Lisa Hawthorn, a 7th grade science teacher at Lakewood Middle School, used Feed the World water quality lessons during a hydrology unit. They began with the biotic sampling lesson to introduce the idea of what lives in a healthy stream. Hawthorn said, “This was a great hands-on way to illustrate this as we could not go to a stream in person. I also color coded the “streams” to give the students a visual cue that they were looking at macroinvertebrates from different streams.” Students then recorded their responses on their biodiversity index sheets and discussed how looking at living things in the water could indicate water quality.

Chemical tests analyzed the abiotic components of the stream in order to determine the stream’s overall water quality.
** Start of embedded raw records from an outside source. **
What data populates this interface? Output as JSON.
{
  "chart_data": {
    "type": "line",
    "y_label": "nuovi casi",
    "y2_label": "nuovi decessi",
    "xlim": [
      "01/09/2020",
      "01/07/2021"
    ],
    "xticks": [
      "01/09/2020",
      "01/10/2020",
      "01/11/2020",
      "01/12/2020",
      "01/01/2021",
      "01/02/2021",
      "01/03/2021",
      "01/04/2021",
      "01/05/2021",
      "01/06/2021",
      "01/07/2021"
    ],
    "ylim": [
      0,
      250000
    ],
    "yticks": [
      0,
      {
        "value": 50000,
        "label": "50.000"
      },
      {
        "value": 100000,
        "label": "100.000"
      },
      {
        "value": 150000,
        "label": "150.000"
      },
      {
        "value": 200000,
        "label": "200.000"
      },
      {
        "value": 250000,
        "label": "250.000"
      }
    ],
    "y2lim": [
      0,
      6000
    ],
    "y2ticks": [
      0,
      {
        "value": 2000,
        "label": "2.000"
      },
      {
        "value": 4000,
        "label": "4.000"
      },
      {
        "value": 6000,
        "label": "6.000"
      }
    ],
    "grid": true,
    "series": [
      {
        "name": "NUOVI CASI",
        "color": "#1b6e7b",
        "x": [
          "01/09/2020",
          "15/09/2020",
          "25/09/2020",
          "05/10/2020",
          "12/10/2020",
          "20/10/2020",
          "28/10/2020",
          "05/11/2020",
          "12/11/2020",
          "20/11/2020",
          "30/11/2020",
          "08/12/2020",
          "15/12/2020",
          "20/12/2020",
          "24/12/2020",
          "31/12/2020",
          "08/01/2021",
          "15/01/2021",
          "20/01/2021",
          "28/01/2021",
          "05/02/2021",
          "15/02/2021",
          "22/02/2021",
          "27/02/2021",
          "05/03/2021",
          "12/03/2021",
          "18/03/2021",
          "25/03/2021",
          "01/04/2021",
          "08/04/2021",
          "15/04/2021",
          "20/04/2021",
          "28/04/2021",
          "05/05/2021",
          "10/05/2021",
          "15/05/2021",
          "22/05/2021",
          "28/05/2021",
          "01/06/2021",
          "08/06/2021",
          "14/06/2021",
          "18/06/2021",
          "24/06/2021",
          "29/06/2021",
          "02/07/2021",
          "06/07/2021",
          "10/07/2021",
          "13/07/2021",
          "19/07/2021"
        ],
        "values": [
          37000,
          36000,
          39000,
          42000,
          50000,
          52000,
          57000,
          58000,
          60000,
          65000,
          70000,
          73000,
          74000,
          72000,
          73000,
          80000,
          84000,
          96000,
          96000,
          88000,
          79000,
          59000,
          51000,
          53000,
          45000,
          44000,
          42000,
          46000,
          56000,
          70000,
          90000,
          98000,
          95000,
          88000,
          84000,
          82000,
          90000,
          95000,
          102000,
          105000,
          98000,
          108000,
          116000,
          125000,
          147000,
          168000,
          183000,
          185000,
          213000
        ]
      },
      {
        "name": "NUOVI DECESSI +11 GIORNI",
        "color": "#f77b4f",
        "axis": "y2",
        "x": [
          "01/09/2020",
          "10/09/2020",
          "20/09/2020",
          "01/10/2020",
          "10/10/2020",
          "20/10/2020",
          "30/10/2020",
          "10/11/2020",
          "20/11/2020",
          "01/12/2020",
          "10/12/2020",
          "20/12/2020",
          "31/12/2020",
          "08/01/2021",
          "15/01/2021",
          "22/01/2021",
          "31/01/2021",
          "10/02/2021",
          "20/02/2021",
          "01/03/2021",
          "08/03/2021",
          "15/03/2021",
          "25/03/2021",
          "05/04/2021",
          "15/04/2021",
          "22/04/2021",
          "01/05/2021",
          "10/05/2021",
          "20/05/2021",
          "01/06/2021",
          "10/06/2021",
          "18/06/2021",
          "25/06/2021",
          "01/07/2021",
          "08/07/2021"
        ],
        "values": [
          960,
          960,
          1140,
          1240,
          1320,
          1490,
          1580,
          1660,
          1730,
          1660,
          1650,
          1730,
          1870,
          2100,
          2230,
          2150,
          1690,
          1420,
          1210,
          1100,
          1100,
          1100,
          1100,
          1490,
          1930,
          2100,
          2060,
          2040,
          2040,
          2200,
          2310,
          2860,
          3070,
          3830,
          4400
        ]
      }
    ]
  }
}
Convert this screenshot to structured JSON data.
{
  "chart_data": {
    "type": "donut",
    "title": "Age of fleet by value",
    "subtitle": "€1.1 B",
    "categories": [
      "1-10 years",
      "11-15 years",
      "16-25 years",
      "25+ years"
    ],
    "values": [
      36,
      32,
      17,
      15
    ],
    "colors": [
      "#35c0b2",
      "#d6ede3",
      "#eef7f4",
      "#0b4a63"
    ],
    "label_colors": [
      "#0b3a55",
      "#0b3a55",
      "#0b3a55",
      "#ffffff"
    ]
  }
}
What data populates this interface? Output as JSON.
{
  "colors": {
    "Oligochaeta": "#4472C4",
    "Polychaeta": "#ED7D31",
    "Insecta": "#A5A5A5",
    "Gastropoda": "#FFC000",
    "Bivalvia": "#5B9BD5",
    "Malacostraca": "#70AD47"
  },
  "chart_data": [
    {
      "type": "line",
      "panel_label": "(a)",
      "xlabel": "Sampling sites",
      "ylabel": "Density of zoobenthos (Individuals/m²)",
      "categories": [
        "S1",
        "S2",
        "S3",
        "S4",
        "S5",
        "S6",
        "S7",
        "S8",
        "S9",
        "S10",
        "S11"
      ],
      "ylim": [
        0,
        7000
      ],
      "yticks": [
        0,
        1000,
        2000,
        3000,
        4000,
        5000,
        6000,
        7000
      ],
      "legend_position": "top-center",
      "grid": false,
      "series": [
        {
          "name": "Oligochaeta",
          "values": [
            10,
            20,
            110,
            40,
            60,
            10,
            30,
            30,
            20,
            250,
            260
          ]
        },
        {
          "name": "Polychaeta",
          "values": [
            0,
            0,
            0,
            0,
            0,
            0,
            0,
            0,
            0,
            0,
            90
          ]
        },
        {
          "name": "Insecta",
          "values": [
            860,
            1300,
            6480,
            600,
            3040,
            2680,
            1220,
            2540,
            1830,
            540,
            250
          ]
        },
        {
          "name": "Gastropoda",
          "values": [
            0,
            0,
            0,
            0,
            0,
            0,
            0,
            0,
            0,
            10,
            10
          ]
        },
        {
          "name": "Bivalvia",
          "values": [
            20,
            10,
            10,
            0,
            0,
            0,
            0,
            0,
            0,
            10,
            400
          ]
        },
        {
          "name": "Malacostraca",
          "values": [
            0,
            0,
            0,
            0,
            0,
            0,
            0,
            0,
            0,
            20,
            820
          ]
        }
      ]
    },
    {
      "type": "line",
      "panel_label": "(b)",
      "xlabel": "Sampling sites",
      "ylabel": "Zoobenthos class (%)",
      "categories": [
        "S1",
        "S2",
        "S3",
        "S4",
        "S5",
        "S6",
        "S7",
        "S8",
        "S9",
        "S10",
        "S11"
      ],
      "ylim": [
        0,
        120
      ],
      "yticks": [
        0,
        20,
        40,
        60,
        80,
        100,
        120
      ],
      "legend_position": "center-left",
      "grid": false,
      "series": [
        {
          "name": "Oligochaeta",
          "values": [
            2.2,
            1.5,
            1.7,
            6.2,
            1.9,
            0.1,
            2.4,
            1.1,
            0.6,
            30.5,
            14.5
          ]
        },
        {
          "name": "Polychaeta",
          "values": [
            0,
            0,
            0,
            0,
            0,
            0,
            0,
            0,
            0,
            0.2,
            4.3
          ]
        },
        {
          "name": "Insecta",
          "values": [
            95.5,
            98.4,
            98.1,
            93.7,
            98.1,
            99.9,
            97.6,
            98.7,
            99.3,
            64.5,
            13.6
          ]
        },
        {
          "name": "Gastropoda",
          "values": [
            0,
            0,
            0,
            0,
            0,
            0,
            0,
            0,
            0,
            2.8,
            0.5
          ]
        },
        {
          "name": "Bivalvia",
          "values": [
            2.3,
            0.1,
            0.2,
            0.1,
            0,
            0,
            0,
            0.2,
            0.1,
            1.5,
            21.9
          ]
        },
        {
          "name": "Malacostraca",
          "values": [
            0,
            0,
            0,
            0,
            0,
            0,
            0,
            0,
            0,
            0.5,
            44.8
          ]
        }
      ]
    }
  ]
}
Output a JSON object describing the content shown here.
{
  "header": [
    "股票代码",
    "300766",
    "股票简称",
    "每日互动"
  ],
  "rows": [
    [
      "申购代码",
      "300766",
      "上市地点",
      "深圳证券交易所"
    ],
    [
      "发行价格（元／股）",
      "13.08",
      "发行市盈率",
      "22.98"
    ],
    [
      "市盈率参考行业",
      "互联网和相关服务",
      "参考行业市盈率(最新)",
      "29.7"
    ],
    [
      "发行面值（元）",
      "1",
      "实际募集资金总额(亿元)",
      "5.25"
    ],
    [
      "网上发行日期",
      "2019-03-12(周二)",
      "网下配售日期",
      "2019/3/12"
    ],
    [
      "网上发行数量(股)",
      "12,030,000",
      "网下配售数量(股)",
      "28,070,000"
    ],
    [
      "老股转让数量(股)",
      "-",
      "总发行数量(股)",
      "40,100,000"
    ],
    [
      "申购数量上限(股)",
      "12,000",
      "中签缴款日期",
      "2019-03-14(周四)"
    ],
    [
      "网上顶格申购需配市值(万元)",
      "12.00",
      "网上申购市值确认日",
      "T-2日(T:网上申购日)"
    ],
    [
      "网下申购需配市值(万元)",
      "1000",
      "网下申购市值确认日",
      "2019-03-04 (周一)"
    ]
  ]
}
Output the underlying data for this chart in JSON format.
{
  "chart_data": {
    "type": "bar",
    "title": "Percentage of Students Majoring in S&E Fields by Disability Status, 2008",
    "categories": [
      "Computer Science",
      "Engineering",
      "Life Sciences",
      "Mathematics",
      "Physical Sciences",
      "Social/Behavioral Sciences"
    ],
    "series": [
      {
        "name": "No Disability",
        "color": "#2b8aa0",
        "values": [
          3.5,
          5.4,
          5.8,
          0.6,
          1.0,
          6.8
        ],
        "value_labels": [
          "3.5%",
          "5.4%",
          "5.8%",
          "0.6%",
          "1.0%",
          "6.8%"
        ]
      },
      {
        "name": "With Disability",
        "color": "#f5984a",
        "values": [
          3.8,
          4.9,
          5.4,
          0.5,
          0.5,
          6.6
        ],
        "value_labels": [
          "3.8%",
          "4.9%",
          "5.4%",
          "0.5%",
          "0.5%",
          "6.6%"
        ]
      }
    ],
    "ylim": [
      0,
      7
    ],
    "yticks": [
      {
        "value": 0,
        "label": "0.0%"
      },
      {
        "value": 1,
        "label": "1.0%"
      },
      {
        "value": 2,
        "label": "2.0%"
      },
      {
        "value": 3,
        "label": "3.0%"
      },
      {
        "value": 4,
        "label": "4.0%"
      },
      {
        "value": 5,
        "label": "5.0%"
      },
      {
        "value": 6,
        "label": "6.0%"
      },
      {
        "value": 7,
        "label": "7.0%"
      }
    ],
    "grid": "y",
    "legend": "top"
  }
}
Hawthorn said the students particularly enjoyed the hands-on aspect of these test. “Somehow dipping test strips and adding drops to look at color change were very exciting to them—better than looking at bugs.” The group tested four different sites.

Discussion with the students brought out questions such as, “What amount of pH is ok for living things?” and “What are nitrates?” The Quality Conclusion form helped to start answering those questions. It encouraged the students to look closely at the data gathered and begin drawing conclusions, something that seems to be difficult for many 7th grade students.

Hawthorn noted, “I think next year that I might have students complete some research on their own about water quality. They wanted to say that high numbers of anything were essentially bad water quality and low numbers were good water quality. Dispelling that myth took a little bit of work.”

Hawthorn hopes to use these lessons again next school year and also incorporate the Soil and Sustainability and some of the Feeding the World lessons. My partner teacher and I are working on a Project Based Learning idea of introducing the environmental problems facing Buckeye Lake near us, how farmers and families could lessen runoff to the lake, and what could happen to the lake if these issues are not addressed, so water quality is a very relevant topic.